Paul Harris worked as a newspaper reporter, a business teacher, stock company actor, cowboy, and traveled extensively in the U.S.A. and Europe selling marble and granite. In 1896, he went to Chicago to practice law. One evening Paul visited the suburban home of a professional friend. After dinner, as they strolled through the neighborhood, Paul's friend introduced him to various tradesmen in their stores. It was here Paul conceived the idea of a club that could recapture some of the friendly spirit among businessmen in small communities.
On 23 February, 1905, Paul Harris formed the first club with three other businessmen: Silvester Schiele, a coal merchant; Gustavus Loehr, a mining engineer; and Hiram Shorey, a merchant tailor. Paul Harris named the new club "Rotary" because members met in rotation at their various places of business. Club membership grew rapidly. Soon Paul became convinced that the Rotary club could be developed into an important service movement and strove to extend Rotary to other cities.
Paul was also prominent in other civic and professional work. He served as the first chairman of the board of the national Easter Seal Society of Crippled Children and Adults in the U.S.A. and of the International Society for Crippled Children. He was a member of the board of managers of the Chicago Bar Association and its representative at the International Congress of Law at the Hague, and a committee member of the American Bar Association.
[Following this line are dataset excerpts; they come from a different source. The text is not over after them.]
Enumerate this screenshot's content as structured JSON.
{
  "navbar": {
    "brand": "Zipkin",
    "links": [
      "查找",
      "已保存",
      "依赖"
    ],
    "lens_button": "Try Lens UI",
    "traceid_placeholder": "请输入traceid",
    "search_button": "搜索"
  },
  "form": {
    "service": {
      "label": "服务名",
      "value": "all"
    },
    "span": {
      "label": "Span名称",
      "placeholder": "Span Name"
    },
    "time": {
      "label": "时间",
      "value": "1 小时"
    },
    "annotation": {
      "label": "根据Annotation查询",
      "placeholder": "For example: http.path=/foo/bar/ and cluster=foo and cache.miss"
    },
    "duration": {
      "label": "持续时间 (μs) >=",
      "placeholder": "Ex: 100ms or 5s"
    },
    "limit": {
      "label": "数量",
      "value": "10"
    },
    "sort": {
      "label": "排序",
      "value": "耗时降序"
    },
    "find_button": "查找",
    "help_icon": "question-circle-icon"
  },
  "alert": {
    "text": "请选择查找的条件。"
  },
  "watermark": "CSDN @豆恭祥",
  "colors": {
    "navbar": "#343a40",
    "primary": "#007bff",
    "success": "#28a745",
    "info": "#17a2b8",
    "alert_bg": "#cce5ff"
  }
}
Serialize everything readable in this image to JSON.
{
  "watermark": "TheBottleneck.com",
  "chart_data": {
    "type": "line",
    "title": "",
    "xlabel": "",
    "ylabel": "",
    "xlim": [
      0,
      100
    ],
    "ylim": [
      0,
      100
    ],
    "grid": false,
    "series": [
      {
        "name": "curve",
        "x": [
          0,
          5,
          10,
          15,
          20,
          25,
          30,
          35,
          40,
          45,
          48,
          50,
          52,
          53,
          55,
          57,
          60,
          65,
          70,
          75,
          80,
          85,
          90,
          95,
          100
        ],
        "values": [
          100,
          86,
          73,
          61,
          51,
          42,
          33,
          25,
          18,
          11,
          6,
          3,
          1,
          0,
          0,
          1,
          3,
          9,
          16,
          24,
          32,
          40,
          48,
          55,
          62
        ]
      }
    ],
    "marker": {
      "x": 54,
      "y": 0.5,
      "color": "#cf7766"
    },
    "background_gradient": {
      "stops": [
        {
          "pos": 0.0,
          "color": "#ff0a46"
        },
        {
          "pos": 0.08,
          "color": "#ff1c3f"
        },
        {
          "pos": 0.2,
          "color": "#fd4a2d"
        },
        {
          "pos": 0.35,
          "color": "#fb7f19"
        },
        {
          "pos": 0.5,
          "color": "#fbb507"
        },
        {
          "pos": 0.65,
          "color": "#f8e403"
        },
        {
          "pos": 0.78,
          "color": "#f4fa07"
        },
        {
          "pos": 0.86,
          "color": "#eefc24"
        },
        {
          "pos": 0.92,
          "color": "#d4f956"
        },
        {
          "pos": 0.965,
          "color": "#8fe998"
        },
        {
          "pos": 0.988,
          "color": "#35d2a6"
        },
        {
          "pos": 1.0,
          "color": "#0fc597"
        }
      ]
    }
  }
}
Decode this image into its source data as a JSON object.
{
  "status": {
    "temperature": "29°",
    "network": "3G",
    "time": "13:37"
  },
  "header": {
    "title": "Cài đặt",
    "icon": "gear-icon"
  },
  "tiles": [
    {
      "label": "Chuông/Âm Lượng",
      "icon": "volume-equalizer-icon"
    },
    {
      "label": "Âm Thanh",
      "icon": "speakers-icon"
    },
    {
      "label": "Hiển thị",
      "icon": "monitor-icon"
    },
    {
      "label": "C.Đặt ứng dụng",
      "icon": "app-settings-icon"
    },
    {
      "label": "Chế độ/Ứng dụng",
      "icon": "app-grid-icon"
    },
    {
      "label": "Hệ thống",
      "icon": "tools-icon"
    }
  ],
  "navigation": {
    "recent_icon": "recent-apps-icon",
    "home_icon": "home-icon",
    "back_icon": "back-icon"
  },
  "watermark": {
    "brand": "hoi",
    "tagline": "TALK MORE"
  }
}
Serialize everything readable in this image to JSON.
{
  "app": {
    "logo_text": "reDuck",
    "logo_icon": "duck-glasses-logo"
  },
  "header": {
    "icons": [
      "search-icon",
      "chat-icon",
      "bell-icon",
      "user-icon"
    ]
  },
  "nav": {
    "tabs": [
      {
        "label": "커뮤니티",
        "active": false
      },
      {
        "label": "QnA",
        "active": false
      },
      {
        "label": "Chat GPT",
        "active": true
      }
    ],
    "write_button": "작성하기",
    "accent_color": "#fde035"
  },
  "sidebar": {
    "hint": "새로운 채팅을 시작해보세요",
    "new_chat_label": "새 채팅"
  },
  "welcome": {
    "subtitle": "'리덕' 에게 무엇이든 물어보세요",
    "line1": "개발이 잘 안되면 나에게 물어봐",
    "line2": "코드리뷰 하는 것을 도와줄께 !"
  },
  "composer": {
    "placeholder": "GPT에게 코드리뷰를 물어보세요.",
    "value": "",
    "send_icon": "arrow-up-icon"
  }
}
He received the Silver Buffalo Award from the Boy Scouts of America for distinguished service to youth, and was decorated by the governments of Brazil, Chile, Dominican Republic, Ecuador, France and Peru.
Paul maintained his law office for most of his life. He spent much time traveling and was invited to speak to Rotarians at annual conventions, district and regional meetings, and other functions. When President emeritus Paul Harris passed away on 27 January, 1947, his dream had grown from an informal meeting of four men to some 6,000 clubs. In the past five decades, the organization has grown to more than 27,500 clubs with 1.2 million members brought together through Paul Harris' vision of service and fellowship.